An extension of this is trusting Christ, not self, and not a bare doctrine or promise from a preacher, but the personal God who speaks a promise of salvation in himself to all who ask (yes he uses preachers, but one is not to trust the preacher, but to trust Christ who’s word the preacher speaks). A promise is only as good as the man who makes it, to quote Tommy Callahan. Jesus makes good on His promises, and so we don’t just trust a promise, nor a preacher, but Jesus himself. Practice trusting in Christ knowing Christ. That will bring assurance. That was what brought both of the stories in the beginning out of the darkness into the light.

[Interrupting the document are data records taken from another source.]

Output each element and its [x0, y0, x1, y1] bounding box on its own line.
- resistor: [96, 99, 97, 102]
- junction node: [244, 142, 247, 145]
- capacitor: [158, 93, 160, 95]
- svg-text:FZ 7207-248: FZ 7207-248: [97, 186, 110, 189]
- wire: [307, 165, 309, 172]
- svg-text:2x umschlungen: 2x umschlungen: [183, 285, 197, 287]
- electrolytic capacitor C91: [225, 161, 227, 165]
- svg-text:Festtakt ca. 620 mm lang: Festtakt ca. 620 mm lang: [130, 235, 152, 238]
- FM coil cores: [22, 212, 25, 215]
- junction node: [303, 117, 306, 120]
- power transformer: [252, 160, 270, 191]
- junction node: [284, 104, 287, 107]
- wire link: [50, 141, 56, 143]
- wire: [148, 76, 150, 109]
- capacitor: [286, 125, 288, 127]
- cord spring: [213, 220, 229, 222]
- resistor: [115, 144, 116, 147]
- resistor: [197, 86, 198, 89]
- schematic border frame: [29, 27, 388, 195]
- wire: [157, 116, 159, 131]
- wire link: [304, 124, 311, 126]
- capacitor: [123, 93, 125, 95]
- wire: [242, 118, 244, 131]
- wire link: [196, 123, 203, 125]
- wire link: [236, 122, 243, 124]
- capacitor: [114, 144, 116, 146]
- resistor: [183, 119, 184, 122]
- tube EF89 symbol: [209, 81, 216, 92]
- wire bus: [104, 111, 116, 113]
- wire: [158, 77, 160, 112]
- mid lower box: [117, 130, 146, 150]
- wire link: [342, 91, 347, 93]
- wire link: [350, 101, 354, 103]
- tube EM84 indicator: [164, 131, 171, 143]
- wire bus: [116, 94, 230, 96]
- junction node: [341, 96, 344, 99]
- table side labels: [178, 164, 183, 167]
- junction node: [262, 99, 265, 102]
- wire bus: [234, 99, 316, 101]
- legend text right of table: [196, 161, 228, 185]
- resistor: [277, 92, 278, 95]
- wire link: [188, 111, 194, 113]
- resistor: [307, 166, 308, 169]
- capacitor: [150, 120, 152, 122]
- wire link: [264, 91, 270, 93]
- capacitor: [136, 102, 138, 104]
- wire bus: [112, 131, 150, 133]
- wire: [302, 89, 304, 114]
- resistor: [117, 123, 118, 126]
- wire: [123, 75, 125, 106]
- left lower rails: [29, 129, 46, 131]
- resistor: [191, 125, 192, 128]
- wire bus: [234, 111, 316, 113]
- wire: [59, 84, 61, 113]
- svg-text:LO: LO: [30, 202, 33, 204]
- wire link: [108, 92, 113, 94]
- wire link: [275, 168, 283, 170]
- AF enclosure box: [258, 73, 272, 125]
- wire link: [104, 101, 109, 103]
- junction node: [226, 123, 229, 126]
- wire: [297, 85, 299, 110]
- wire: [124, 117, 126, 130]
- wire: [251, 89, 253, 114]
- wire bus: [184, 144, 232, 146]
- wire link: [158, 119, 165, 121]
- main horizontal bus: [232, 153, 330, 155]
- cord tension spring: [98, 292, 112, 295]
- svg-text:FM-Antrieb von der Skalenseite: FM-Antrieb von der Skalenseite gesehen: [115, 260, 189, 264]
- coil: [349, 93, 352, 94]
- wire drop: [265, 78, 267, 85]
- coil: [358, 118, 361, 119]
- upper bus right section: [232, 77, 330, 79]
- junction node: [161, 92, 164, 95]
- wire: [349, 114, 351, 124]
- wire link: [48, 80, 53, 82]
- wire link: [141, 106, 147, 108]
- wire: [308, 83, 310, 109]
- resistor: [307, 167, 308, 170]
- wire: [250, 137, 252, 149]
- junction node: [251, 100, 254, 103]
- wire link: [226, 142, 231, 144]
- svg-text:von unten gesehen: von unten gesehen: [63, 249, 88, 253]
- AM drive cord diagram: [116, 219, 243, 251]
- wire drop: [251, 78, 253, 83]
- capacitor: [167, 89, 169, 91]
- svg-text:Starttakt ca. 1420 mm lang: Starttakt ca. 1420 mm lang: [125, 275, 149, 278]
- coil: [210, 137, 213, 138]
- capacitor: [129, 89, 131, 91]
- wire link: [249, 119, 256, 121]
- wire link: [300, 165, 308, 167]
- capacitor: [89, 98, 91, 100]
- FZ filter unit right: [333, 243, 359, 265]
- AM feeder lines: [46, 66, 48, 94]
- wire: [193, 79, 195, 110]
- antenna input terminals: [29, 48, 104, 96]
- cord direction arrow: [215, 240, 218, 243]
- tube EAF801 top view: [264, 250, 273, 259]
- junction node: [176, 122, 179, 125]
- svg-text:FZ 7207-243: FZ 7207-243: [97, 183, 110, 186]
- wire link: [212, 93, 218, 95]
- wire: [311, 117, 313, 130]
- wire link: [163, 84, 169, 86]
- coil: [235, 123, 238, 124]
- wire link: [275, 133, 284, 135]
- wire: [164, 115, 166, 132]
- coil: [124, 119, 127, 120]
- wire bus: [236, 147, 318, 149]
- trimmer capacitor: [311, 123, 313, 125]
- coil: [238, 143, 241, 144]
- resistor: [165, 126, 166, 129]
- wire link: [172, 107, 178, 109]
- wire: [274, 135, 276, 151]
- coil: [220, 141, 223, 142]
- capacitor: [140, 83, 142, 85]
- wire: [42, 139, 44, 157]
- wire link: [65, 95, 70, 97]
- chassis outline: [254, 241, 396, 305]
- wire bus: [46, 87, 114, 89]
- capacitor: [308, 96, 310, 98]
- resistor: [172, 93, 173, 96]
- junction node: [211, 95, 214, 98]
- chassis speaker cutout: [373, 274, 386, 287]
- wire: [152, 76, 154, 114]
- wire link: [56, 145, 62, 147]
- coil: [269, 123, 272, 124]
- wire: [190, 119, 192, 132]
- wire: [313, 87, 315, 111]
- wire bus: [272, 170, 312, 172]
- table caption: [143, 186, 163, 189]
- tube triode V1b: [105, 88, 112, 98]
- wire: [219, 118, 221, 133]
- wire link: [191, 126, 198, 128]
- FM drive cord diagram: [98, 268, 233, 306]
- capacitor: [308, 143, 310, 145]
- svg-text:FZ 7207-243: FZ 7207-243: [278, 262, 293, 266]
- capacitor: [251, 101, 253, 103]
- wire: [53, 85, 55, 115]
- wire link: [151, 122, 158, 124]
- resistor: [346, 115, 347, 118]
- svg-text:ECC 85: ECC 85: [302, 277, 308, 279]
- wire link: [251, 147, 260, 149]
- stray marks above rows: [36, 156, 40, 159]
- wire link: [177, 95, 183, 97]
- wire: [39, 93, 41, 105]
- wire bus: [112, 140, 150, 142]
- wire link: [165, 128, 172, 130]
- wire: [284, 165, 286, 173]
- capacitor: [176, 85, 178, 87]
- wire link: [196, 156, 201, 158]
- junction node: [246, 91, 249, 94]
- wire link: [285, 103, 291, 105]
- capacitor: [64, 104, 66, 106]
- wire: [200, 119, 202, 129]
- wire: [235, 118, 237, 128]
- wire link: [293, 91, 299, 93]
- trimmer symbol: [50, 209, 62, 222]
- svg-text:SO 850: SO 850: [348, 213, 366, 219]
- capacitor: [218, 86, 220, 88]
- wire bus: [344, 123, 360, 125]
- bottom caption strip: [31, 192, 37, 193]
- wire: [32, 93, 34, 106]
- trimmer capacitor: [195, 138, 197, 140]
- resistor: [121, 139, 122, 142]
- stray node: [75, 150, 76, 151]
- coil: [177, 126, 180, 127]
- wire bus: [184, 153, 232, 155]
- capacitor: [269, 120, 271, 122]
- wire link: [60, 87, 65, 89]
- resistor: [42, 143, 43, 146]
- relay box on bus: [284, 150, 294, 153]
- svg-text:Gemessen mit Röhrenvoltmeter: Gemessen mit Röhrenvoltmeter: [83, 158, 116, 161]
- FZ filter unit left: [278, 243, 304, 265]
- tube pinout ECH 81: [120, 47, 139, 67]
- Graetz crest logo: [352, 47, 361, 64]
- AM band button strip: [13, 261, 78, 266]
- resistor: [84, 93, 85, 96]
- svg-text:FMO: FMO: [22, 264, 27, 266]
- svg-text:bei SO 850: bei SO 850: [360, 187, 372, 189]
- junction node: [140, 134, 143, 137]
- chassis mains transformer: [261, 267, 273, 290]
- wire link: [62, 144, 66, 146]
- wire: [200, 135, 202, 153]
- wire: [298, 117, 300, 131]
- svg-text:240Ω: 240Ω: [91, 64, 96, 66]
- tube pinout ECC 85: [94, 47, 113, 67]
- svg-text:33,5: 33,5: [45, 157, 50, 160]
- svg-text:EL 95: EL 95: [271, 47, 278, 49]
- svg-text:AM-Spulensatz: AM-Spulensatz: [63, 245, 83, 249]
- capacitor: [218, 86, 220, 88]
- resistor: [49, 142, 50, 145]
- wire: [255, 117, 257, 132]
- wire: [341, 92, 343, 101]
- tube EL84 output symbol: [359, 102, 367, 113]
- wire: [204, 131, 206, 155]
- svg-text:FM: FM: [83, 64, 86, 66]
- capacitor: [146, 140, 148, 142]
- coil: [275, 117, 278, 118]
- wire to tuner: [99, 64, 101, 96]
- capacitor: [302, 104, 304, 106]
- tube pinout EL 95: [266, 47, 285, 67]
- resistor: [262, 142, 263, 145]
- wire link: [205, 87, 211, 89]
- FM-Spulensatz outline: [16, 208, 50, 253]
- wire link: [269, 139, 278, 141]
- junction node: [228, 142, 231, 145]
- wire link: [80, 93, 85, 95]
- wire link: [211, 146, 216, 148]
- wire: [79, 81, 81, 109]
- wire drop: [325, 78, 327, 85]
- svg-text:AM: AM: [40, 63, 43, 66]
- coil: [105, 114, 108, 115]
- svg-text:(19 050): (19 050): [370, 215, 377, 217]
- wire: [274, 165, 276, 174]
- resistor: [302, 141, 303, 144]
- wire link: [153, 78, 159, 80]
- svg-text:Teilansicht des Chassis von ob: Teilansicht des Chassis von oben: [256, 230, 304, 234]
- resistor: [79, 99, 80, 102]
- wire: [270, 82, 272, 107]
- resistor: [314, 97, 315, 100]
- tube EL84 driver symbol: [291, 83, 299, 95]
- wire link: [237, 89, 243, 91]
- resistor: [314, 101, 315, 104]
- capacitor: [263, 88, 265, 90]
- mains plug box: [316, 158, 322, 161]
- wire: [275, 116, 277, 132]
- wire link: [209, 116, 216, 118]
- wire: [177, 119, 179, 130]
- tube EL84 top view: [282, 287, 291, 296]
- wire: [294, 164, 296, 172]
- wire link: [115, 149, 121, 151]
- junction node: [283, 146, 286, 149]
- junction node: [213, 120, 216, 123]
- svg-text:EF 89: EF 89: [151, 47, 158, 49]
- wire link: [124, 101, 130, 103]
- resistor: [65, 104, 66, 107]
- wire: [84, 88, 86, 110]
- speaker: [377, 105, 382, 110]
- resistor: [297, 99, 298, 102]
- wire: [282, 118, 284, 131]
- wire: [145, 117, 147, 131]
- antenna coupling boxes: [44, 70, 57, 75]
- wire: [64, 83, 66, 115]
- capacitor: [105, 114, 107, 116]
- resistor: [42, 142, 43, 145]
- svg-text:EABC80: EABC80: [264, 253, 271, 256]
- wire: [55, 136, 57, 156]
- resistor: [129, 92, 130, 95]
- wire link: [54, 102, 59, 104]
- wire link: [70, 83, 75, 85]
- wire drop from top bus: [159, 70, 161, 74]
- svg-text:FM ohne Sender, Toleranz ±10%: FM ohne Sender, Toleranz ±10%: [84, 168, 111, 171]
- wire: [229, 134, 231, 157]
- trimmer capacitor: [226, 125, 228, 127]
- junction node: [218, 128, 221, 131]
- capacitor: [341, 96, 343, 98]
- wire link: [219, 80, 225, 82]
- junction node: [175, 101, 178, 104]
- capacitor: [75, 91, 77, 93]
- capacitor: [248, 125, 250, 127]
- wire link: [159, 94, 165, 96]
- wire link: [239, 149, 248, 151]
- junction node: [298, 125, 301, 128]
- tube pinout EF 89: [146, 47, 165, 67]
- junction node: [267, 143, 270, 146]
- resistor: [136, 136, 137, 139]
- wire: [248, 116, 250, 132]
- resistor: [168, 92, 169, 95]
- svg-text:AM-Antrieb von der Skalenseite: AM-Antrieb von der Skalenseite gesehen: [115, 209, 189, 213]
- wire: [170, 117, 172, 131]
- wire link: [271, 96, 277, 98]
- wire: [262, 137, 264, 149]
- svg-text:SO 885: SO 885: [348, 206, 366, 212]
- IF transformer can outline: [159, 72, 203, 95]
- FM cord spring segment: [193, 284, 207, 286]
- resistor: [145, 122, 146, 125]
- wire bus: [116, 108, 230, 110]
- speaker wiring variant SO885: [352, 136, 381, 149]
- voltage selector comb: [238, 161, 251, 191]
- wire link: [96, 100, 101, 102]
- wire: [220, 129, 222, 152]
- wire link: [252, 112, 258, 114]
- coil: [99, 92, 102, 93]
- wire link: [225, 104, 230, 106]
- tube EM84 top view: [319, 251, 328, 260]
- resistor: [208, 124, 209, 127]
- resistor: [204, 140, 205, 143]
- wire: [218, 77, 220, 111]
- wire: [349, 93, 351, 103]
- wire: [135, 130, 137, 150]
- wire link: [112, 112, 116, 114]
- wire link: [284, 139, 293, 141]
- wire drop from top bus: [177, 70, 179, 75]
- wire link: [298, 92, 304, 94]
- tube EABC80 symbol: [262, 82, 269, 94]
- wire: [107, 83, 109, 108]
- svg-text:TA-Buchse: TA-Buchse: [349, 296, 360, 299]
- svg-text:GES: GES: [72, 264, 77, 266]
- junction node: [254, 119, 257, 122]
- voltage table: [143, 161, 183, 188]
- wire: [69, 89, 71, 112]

Another way we can grow in the assurance is repentance. Now, this is not to lead us back into the dialectic and apparent legality of antinomians and legalists. They approach repentance as legality. We must approach it personally, and on the basis of the relationship we have with our Lord Jesus who is our savior. Repentance as personal love in devoted relationship to Father, and Son who bought with price, and Spirit who is present with us is a freeing experience, not bondage to law. It looks like this: “I love my Lord Jesus, and want to follow him. I have sinned. Forgive me loving Father who delights to have obedient children, and filled and empower me o Spirit, who never leaves and never forsakes me even when I sin, for I know in my sin you are still present convicting me. Rule me Lord Jesus, and use me for your kingdom work. You will be done in my life, for I was bought with a price.” It is totally different tone.

The same as the free offer of the Gospel to sinners is often confused by evangelicals by separating Christ from his benefits or Christ from the doctrines, so assurance suffers the same fate in their hands. The key is to join assurance to Christ Himself. He is the Savior, not an idea abstracted from him.